System 2: Slow (Deliberate, Rational, Thought based) and here we follow some rules and it involves work, effort and concentration. 

There is a battle between these two systems of thinking. We tend to make a mistake when we use the wrong system for a decision. We tend to make decisions, based on our past ones. We assume that because we have decided something in the past we can continue on that decision. It is important to understand where do our beliefs come from.

Lets see what a bias is. 
It is a systematic error and is predictable. Over 150 Cognitive biases have been identified. Lets see some of them.

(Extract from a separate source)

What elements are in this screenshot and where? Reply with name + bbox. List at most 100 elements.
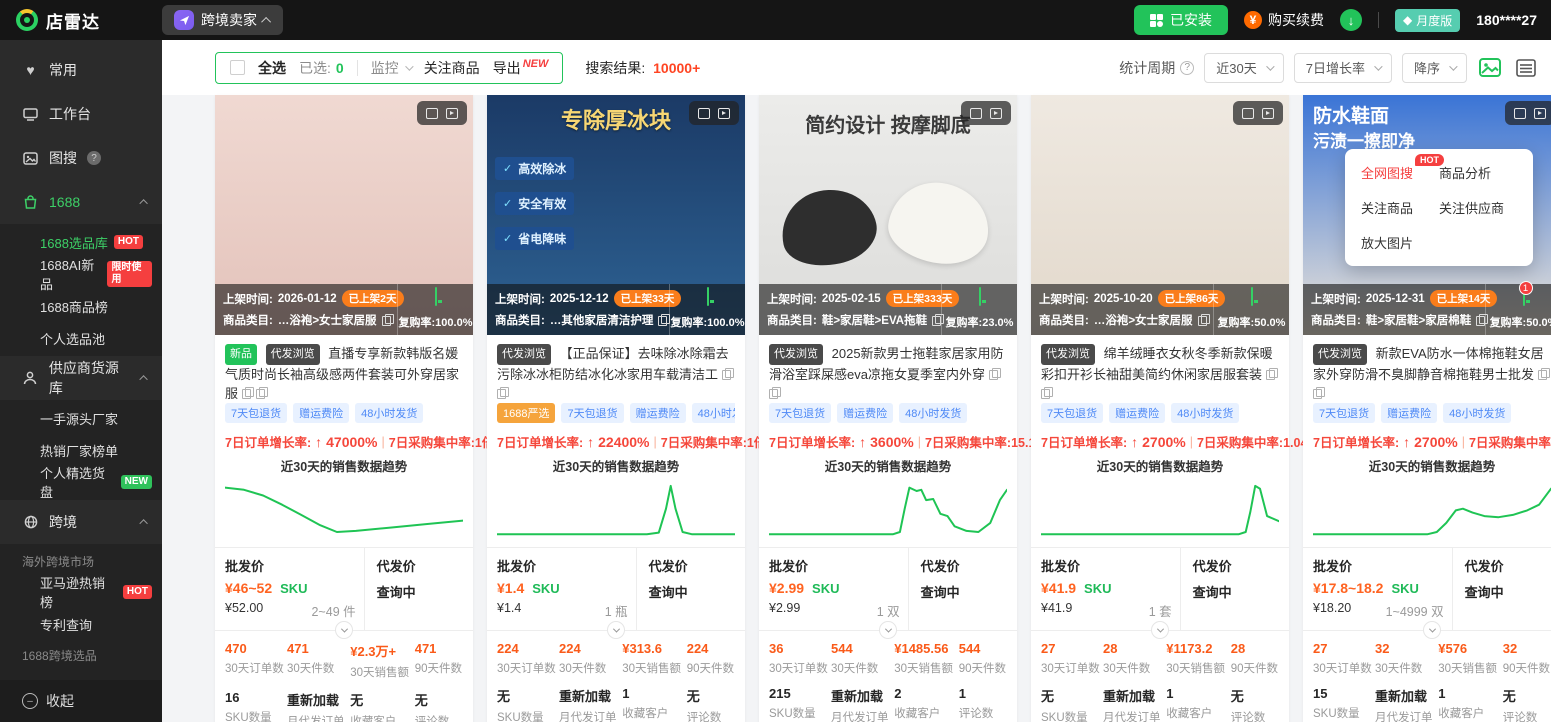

Like in the Present bias, we tend to think too much about the present and not think about the future. Halo effect, If we like something or an organization we tend to think that everything about it is good and vice versa. What we like is a good thing and that we dont like is a bad thing.  eg. we tend to disregard an attractive trait in a bad person. 
Spotlight effect, we tend to think that other people give a lot of attention to us but in practice they dont. Confirmation bias, is where we seek evidence of what we already know. eg. When we pin the allegation on the usual suspects. This is perhaps the most dangerous bias we have. Bias of Loss Aversion(the most important work to have emerged from Kahneman)  We tend to avoid losses than acquire gains. Effects of losses are twice as powerful than gains. This was taken up in the example of Cab Drivers.
These biases tend to explain a lot of wrong decisions which we make. eg. Our impulsive spendings, choosing the wrong person, not seeing the other person's point of view etc. These biases are all the more important when we are an expert and a lot depends on our decisions. Evolution as in turns out, has a lot to do with our biases. 

In Finance, these biases can have tremendous effects. We assume that finance decisions are very rational but in practice they are subjected to the similar biases. When Money comes in, it brings with itself a peculiar mode of thinking. Our decisions change when money arrives. We tend to think we are very rational in money matters. Though, this is debatable. Kahneman has given a lot of insights on our decisions with money. Our decision to gamble with money is very different when we have  made a gain vs when we have made a loss. We risk more when gain or a person will gamble more if he wins.

System 2, Slow thinking allows us to note that there is a System 1, the Fast and this realization can help us make better policy decisions and design better institutions for the world and also for ourselves. We have to change the environment we have build around us rather than to change ourselves. 

This article is an attempt to understand and is not a review by any standards of Behavioural Economics, Human Psychology or of Kahneman.